Cellular homeostasis and healthy ageing: protein folding, redox and metabolism

At a cellular level, healthy ageing depends upon the resilience of homoeostatic mechanisms. Pathways regulating clearance of misfolded proteins (proteostasis), redox responses, metabolic pathways and general injury responses appear important in this regard and may be linked. In tissue, collapse of these processes manifests as fibrosis or scarring. I plan to probe their relationships with each other. I propose to do this by using CRISPR editing of a promoter region to generate pairs of epithelial cell lines differing only in the degree of proteostatic challenge relating to expression of a single mucin protein, MUC5B. To fold properly this protein requires correct formation of three pairs of intramolecular disulphide bonds between six cysteine residues.

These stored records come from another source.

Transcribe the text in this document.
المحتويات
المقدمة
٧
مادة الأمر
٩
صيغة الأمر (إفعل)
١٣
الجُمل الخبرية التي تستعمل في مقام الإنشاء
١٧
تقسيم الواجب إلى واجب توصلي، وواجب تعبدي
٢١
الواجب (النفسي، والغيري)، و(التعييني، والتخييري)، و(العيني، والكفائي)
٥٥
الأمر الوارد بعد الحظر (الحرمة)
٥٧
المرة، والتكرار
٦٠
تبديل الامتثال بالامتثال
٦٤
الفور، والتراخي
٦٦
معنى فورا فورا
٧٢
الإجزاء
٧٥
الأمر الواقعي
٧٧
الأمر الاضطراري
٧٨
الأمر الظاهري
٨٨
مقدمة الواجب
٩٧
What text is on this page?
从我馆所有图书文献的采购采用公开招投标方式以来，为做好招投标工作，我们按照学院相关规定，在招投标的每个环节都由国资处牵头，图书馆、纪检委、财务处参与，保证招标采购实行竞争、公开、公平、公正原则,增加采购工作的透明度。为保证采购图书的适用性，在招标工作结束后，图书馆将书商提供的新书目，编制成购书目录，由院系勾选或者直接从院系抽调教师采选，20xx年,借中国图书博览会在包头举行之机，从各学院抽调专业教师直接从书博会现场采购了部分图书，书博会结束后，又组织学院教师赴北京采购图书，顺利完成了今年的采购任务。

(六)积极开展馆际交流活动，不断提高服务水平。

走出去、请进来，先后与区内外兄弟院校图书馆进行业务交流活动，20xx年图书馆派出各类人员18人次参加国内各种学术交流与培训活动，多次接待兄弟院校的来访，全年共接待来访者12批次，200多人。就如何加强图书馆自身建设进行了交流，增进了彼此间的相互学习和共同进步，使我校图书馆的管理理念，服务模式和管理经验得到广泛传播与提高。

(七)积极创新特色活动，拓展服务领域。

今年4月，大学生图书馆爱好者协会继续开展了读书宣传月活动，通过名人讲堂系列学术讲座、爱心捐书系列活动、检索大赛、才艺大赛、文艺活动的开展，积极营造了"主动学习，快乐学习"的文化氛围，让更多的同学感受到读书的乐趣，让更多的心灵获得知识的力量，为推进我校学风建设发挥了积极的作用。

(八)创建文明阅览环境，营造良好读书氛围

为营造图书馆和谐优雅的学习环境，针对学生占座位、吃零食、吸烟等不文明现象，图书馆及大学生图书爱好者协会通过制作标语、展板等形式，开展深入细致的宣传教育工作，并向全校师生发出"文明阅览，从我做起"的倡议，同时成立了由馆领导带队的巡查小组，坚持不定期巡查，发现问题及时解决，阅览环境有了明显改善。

This requires considerable engagement of the regulatory machinery of redox homoeostasis and protein folding within the endoplasmic reticulum (ER). Its overexpression in epithelial cells is associated with ER stress, and with dysfunctional injury and scarring responses in tissue. I will therefore use my cell models to correlate levels of homoeostatic challenge in protein folding, redox, and metabolic reprogramming. I further propose to assess the degree to which these responses relate to regulation of pro-fibrotic cross-talk between epithelial and mesenchymal cells by modulating ER stress, redox, and mitochondrial function.